In the animal rescue community, springtime is also known as “baby season.”
As flowers bloom and temperatures rise, infant kittens flood shelters while baby squirrels, raccoons and bunnies pour into wildlife rescues. Good Samaritans often bring in these animals, believing they have rescued them. But it’s important to carefully evaluate the situation before deeming a kitten abandoned or orphaned.
Infant animals require round-the-clock care and frequent bottle-feeding, resources that some shelters, sadly, do not have. Even when a shelter has the capacity to take care of bottle babies, their chance of survival is best when they are nursed and cared for by their mothers.
The best place for a baby animal is almost always with the mother. It’s worth taking the following steps to make sure you’re really helping and not accidentally kidnapping a kitten while Momma Cat is moving her litter.
Assess the Situation
So you’ve happened upon a litter of lonely kittens.
First, determine whether they really need help. Are the kittens clean and sleeping soundly? If so, it’s unlikely they’ve been abandoned or alone for long. Momma Cat might have been scared off by you and is watching from a distance or is on a hunting trip.
If the kittens are not in imminent danger, try observing them from a distance for a couple hours to see if Momma Cat comes back. If you’re worried about them being cold, place a bottle of very warm water next to them. Contrary to popular belief, most animal parents will not reject their young if they were touched by humans.
If Momma Cat comes back and you see her take a kitten and run off with it, she’s moving the litter to a new location kitten by kitten. Try not to interfere. You can come back in a little while to make sure she got all the kittens.
If the Kittens Need Help
Kittens should only be removed from their nest if there is imminent danger or you’ve followed the advice in step 1 and Momma Cat hasn’t shown up after several hours.
If you find a single kitten on it’s own, it will likely need to be rescued — but observe it for a little while to make sure Momma Cat isn’t moving the litter and coming back for the last one.
Care for the Rescued Kittens
Once you remove kittens from their nest, they’ll likely need urgent care.
Call your local shelter to see if it can take the kittens in. Some shelters have bottle baby units in the spring or great foster networks with experienced bottle baby caretakers. If not, perhaps the shelter can refer you to someone who can help. If a foster parent is available to take over, keep the kittens warm until you arrive at the shelter.
Is the shelter is closed when you find the kittens, you must administer initial care. Depending on their age, kittens cannot produce their own body heat, so they need to be placed on a heating pad, set to low and covered by a towel, and they must be able to crawl off of it.

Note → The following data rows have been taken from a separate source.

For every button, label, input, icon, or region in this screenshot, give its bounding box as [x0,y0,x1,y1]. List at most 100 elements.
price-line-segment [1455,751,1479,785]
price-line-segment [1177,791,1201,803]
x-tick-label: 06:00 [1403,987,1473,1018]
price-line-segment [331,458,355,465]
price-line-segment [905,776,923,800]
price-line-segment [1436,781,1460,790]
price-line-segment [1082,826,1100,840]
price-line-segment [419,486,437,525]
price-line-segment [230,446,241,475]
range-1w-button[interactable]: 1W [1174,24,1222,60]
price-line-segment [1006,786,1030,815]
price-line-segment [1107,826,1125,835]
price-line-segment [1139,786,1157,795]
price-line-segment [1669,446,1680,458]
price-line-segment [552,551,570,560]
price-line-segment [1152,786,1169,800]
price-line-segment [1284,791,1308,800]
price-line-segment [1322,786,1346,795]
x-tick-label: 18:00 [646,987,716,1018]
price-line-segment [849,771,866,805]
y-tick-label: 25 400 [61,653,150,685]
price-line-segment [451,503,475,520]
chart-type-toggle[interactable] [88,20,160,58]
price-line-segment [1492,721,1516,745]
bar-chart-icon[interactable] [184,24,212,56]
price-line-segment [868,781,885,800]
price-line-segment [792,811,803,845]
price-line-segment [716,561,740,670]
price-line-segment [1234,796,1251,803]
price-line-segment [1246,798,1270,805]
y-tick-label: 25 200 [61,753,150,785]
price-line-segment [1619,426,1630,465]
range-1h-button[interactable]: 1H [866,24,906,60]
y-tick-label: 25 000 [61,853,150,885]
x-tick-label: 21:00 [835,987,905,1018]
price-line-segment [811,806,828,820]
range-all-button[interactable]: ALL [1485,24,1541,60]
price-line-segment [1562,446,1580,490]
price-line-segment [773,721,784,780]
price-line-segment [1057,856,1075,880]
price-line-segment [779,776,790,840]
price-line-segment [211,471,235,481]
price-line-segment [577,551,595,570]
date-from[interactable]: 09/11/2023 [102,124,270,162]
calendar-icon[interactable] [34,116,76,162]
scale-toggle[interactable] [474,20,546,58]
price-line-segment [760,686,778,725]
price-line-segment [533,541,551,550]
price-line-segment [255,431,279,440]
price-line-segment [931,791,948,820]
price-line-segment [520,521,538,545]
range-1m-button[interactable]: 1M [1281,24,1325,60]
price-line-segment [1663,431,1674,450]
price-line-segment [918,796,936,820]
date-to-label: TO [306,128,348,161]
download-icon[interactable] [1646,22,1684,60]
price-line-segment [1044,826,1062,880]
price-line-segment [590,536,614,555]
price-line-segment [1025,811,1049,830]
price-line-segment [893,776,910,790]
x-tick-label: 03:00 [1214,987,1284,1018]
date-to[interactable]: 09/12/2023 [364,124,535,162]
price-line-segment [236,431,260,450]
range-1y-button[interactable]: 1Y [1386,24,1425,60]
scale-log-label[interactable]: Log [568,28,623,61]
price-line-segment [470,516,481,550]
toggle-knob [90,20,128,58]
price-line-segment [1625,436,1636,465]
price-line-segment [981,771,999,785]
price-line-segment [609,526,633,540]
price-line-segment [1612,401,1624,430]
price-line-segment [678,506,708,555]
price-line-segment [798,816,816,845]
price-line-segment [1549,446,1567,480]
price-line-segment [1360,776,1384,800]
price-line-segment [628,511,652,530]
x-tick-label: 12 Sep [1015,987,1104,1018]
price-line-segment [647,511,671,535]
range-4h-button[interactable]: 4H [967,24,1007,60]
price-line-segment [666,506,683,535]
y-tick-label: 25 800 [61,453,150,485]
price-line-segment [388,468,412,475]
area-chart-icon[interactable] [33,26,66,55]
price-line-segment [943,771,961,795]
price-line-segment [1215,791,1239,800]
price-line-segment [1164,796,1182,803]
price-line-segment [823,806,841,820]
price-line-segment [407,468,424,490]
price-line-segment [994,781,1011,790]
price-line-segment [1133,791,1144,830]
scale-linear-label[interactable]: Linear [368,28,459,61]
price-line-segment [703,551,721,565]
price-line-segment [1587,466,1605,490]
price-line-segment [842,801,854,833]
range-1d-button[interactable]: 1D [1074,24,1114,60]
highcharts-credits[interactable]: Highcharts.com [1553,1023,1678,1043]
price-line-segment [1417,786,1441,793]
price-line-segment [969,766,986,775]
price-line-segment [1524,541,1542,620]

Don’t use chemical flea medications on these kittens or dunk them in water. The best way to clean them initially is by stroking them with a warm, damp towel.
Don’t feed kittens milk — instead, they need to be fed a kitten replacement formula, which you can find in pet stores and most grocery stores, every few hours. Also, for the first several weeks of life, kittens can’t eliminate on their own — you’ll need to stimulate them gently with a cotton ball so they can pass urine or feces.
After a hissy start, these feral kittens learn to trust this human:
If Momma Cat Returns
Good news! Momma Cat came back while you were observing the kittens from a distance.
If she’s friendly and allows you to approach her, you may be able to rescue her and her litter together. If she runs away from you or seems feral but the kittens seem healthy, don’t interfere.
You can still help the family by putting out dry kitten food and water for Momma Cat. As she nurses, she requires more calories than regular cat food provides. By the time the kittens are 6 weeks old, they can eat solid food. At this time, they can potentially be trapped, socialized and spayed or neutered, and then adopted.
Once each kitten weighs 2 pounds, the entire family — including Momma Cat — should be spayed or neutered, and then either released or adopted.